Wren Nealy, Cypress Creek Emergency Medical Services CEO, provided updates on CCEMS’ recently formed venture with American Jet International to assist with medical transport flights at the July 28 board meeting.

The partnership is coming as CCEMS’ contract with Harris County Emergency Services District No. 11 enters its final months. That contract, which entails providing emergency medical services for approximately 177 square miles in Harris County, will expire Sept. 1.

According to the agreement, AJI—an on-demand aircraft charter company that, among other operations, provides medical flights and organ transports—will provide aerial transport needs, with CCEMS providing the medical flight crew and equipment necessary to assist AJI with their medical transports.

Nealy noted that CCEMS could only assist on international flights because Texas requires a fixed-wing air medical license through the Texas Department of State Health Services, but he said he hoped the license would be approved within the next week.

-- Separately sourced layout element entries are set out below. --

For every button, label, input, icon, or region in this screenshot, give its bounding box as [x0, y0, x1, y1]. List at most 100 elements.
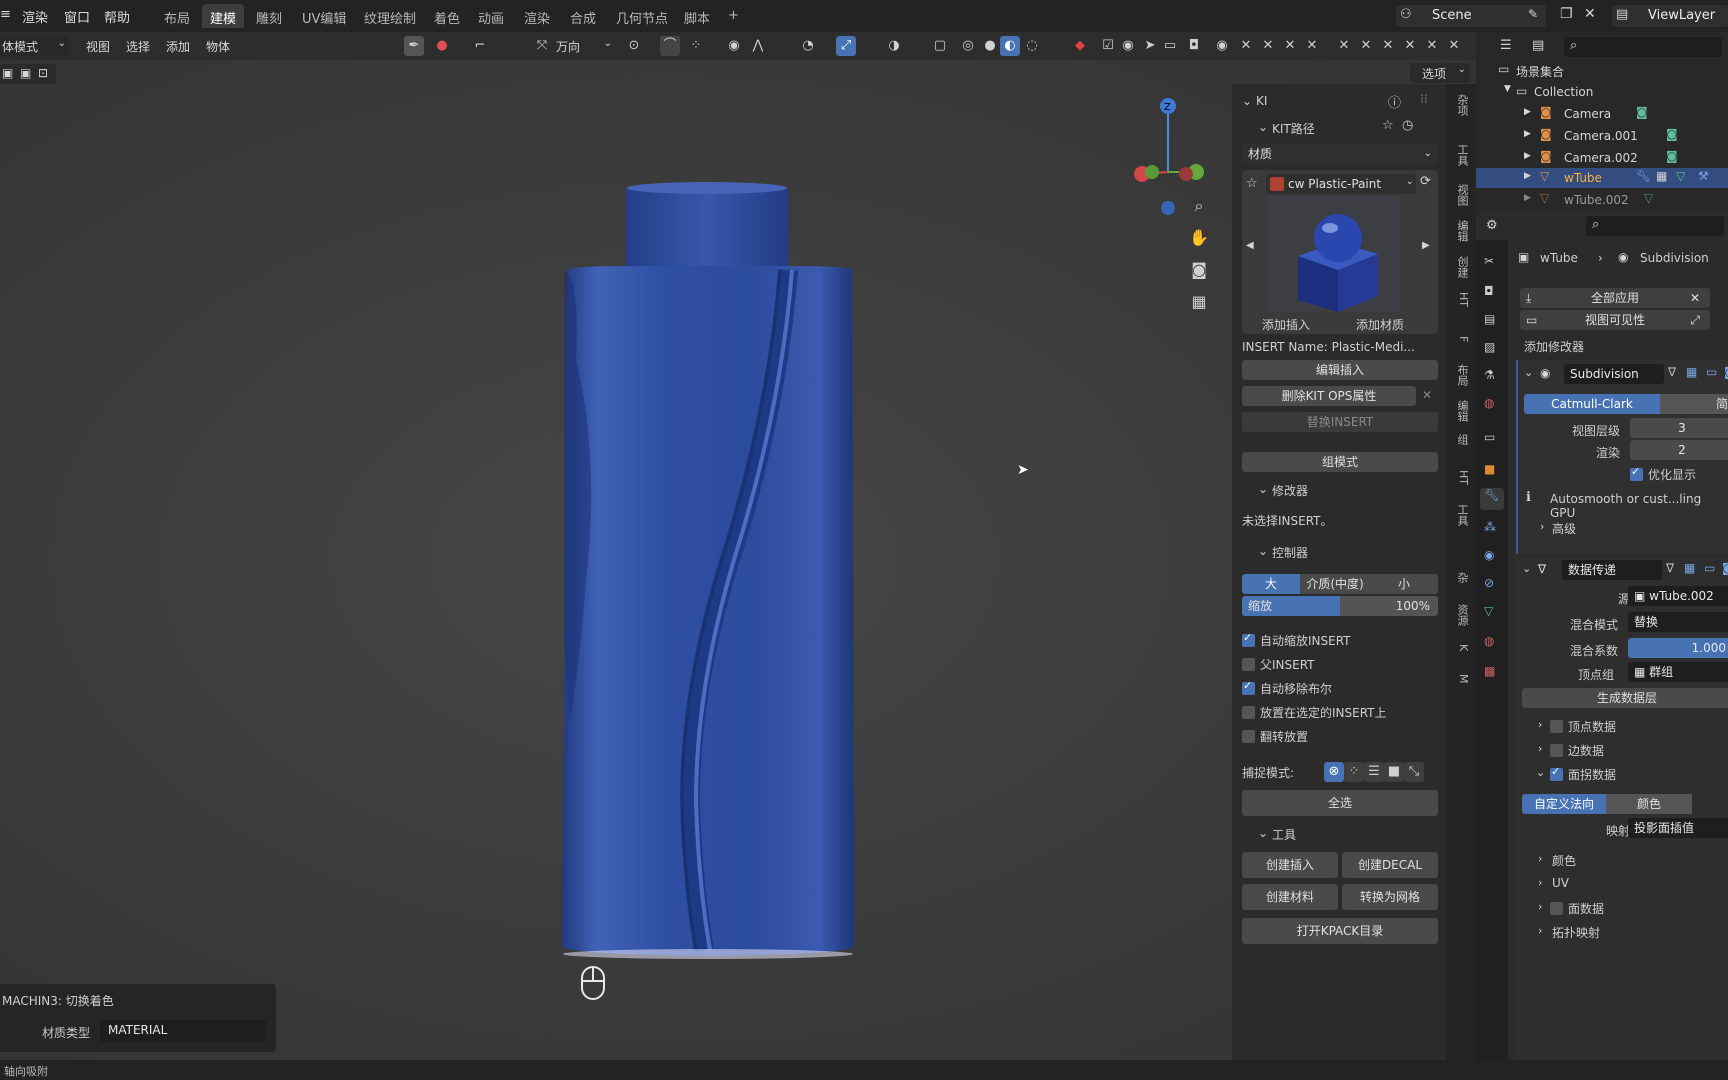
outliner-row-camera-001[interactable]: ▶ ◙ Camera.001 ◙ — [1476, 126, 1728, 146]
sidebar-tab[interactable]: HT — [1452, 292, 1470, 307]
close-icon[interactable]: ✕ — [1236, 36, 1256, 56]
camera-icon[interactable]: ◙ — [1724, 365, 1728, 379]
delete-kitops-button[interactable]: 删除KIT OPS属性 — [1242, 386, 1416, 406]
sidebar-tab[interactable]: 视图 — [1452, 184, 1470, 206]
close-icon[interactable]: ✕ — [1400, 36, 1420, 56]
outliner-row-camera[interactable]: ▶ ◙ Camera ◙ — [1476, 104, 1728, 124]
hand-pan-icon[interactable]: ✋ — [1186, 225, 1212, 251]
add-insert-button[interactable]: 添加插入 — [1262, 316, 1310, 333]
source-field[interactable]: ▣ wTube.002 — [1628, 586, 1728, 606]
simple-button[interactable]: 简 — [1660, 394, 1728, 414]
menu-object[interactable]: 物体 — [206, 38, 230, 55]
mode-selector[interactable]: 体模式 ⌄ — [0, 36, 70, 56]
close-icon[interactable]: ✕ — [1302, 36, 1322, 56]
size-small-button[interactable]: 小 — [1370, 574, 1438, 594]
edit-insert-button[interactable]: 编辑插入 — [1242, 360, 1438, 380]
sync-icon[interactable]: ⟳ — [1420, 174, 1431, 189]
catmull-clark-button[interactable]: Catmull-Clark — [1524, 394, 1660, 414]
snap-edge-icon[interactable]: ☰ — [1364, 762, 1384, 782]
expand-right-icon[interactable]: ▶ — [1524, 129, 1531, 139]
eyedropper-icon[interactable]: ✒ — [404, 36, 424, 56]
material-preview-thumbnail[interactable] — [1268, 196, 1400, 312]
parent-insert-checkbox[interactable] — [1242, 658, 1255, 671]
menu-add[interactable]: 添加 — [166, 38, 190, 55]
menu-render-partial[interactable]: ≡ — [0, 7, 11, 22]
close-icon[interactable]: ✕ — [1280, 36, 1300, 56]
auto-scale-checkbox[interactable] — [1242, 631, 1255, 647]
face-data-checkbox[interactable] — [1550, 902, 1563, 915]
xray-icon[interactable]: ▢ — [930, 36, 950, 56]
filter-icon[interactable]: ∇ — [1666, 561, 1674, 575]
overlay-icon[interactable]: ◑ — [884, 36, 904, 56]
material-selector[interactable]: cw Plastic-Paint ⌄ — [1266, 174, 1416, 194]
chevron-right-icon[interactable]: › — [1538, 900, 1542, 913]
prev-arrow-icon[interactable]: ◀ — [1246, 240, 1254, 251]
monitor-icon[interactable]: ▭ — [1160, 36, 1180, 56]
size-medium-button[interactable]: 介质(中度) — [1300, 574, 1370, 594]
material-tab-icon[interactable]: ◍ — [1484, 634, 1494, 648]
expand-right-icon[interactable]: ▶ — [1524, 193, 1531, 203]
material-ball-icon[interactable]: ● — [432, 36, 452, 56]
generate-data-layers-button[interactable]: 生成数据层 — [1522, 688, 1728, 708]
kit-path-title[interactable]: KIT路径 — [1272, 120, 1315, 137]
render-levels-field[interactable]: 2 — [1630, 440, 1728, 460]
viewport-visibility-button[interactable]: ▭ 视图可见性 ⤢ — [1520, 310, 1710, 330]
pivot-icon[interactable]: ⊙ — [624, 36, 644, 56]
modifier-section-title[interactable]: 修改器 — [1272, 482, 1308, 499]
convert-to-mesh-button[interactable]: 转换为网格 — [1342, 884, 1438, 910]
sidebar-tab[interactable]: 工具 — [1452, 144, 1470, 166]
particles-tab-icon[interactable]: ⁂ — [1484, 520, 1496, 534]
chevron-down-icon[interactable]: ⌄ — [1242, 94, 1252, 108]
editmode-icon[interactable]: ▦ — [1686, 365, 1697, 379]
new-scene-icon[interactable]: ❐ — [1560, 6, 1573, 22]
camera-icon[interactable]: ◘ — [1184, 36, 1204, 56]
mix-factor-slider[interactable]: 1.000 — [1628, 638, 1728, 658]
falloff-icon[interactable]: ⋀ — [748, 36, 768, 56]
modifier-tab-icon[interactable]: 🔧︎ — [1480, 488, 1504, 510]
vertex-data-checkbox[interactable] — [1550, 720, 1563, 733]
chevron-down-icon[interactable]: ⌄ — [1524, 366, 1533, 379]
create-material-button[interactable]: 创建材料 — [1242, 884, 1338, 910]
menu-help[interactable]: 帮助 — [104, 7, 130, 26]
constraints-tab-icon[interactable]: ⊘ — [1484, 576, 1494, 590]
solid-shading-icon[interactable]: ● — [980, 36, 1000, 56]
orientation-selector[interactable]: 万向 ⌄ — [554, 36, 614, 56]
flip-placement-checkbox[interactable] — [1242, 730, 1255, 743]
checkbox-icon[interactable]: ☑ — [1098, 36, 1118, 56]
face-corner-data-subpanel[interactable]: 面拐数据 — [1568, 766, 1616, 783]
visibility-icon[interactable]: ◔ — [798, 36, 818, 56]
rendered-shading-icon[interactable]: ◌ — [1022, 36, 1042, 56]
color-subpanel[interactable]: 颜色 — [1552, 852, 1576, 869]
texture-tab-icon[interactable]: ▩ — [1484, 664, 1495, 678]
snap-magnet-icon[interactable]: ⌒ — [660, 36, 680, 56]
add-modifier-menu[interactable]: 添加修改器 — [1524, 338, 1584, 355]
place-on-insert-checkbox[interactable] — [1242, 706, 1255, 719]
snap-vertex-icon[interactable]: ⁘ — [1344, 762, 1364, 782]
sidebar-tab-active[interactable]: 工具 — [1452, 504, 1470, 526]
sidebar-tab[interactable]: 杂项 — [1452, 94, 1470, 116]
expand-down-icon[interactable]: ▼ — [1504, 84, 1511, 94]
scene-tab-icon[interactable]: ⚗ — [1484, 368, 1495, 382]
physics-tab-icon[interactable]: ◉ — [1484, 548, 1494, 562]
refresh-icon[interactable]: ◷ — [1402, 118, 1413, 133]
cursor-icon[interactable]: ➤ — [1140, 36, 1160, 56]
vertex-data-subpanel[interactable]: 顶点数据 — [1568, 718, 1616, 735]
chevron-down-icon[interactable]: ⌄ — [1536, 766, 1545, 779]
delete-scene-icon[interactable]: ✕ — [1584, 6, 1596, 22]
modifier-name-field[interactable]: 数据传递 — [1562, 560, 1662, 580]
snap-face-icon[interactable]: ■ — [1384, 762, 1404, 782]
next-arrow-icon[interactable]: ▶ — [1422, 240, 1430, 251]
color-tab[interactable]: 颜色 — [1606, 794, 1692, 814]
outliner-row-collection[interactable]: ▼ ▭ Collection — [1476, 82, 1728, 102]
edge-data-checkbox[interactable] — [1550, 744, 1563, 757]
close-icon[interactable]: ✕ — [1356, 36, 1376, 56]
chevron-right-icon[interactable]: › — [1540, 520, 1544, 533]
outliner-row-scene-collection[interactable]: ▭ 场景集合 — [1476, 60, 1728, 80]
tab-rendering[interactable]: 渲染 — [516, 4, 558, 28]
tab-modeling[interactable]: 建模 — [202, 4, 245, 28]
view-layer-tab-icon[interactable]: ▨ — [1484, 340, 1495, 354]
pin-icon[interactable]: ✎ — [1528, 7, 1538, 21]
drag-handle-icon[interactable]: ⁞⁞ — [1420, 92, 1428, 106]
object-tab-icon[interactable]: ■ — [1484, 462, 1495, 476]
tube-object[interactable] — [540, 120, 880, 970]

Nealy noted that the use of intra-aortic balloon pumps, ventricular assistance devices and extracorporeal membrane oxygenation machines would all be employed during critical care transports.


“Those are all the critical care specialty type of transports where the patient is on a life-sustaining device and they have to be transported to a higher level of care for cardiac surgery,” Nealy said, noting roughly 60 members of his staff have completed or are in the process of completing their critical care training. “It’s taking our care to the next level.”

Enrique Lima, CCEMS board of director’s president, touted the expanded offerings.

“It’s able to really grow on what we’ve always been, and it’ll help us be better,” Lima said.

AJI has several jets available for medical transports out of Hobby Airport in Houston and Love Field Airport in Dallas, but Nealy said it takes roughly two hours to convert the jets to be ready for patient transports.


Nealy noted AJI is in the process in preparing a jet that will be used solely for medical transports.

“They’re going to remodel [the jet] and dedicate it to medical operations, because then they save that two-hour conversion on the front end and the back end,” Nealy said. “That shows you how [AJI is] committed to this partnership by dedicating an aircraft for this operation.”

Nealy said the next stage of the process will entail training CCEMS’ dispatchers to integrate with AJI’s flight operation center so that they can process calls and track aircrafts.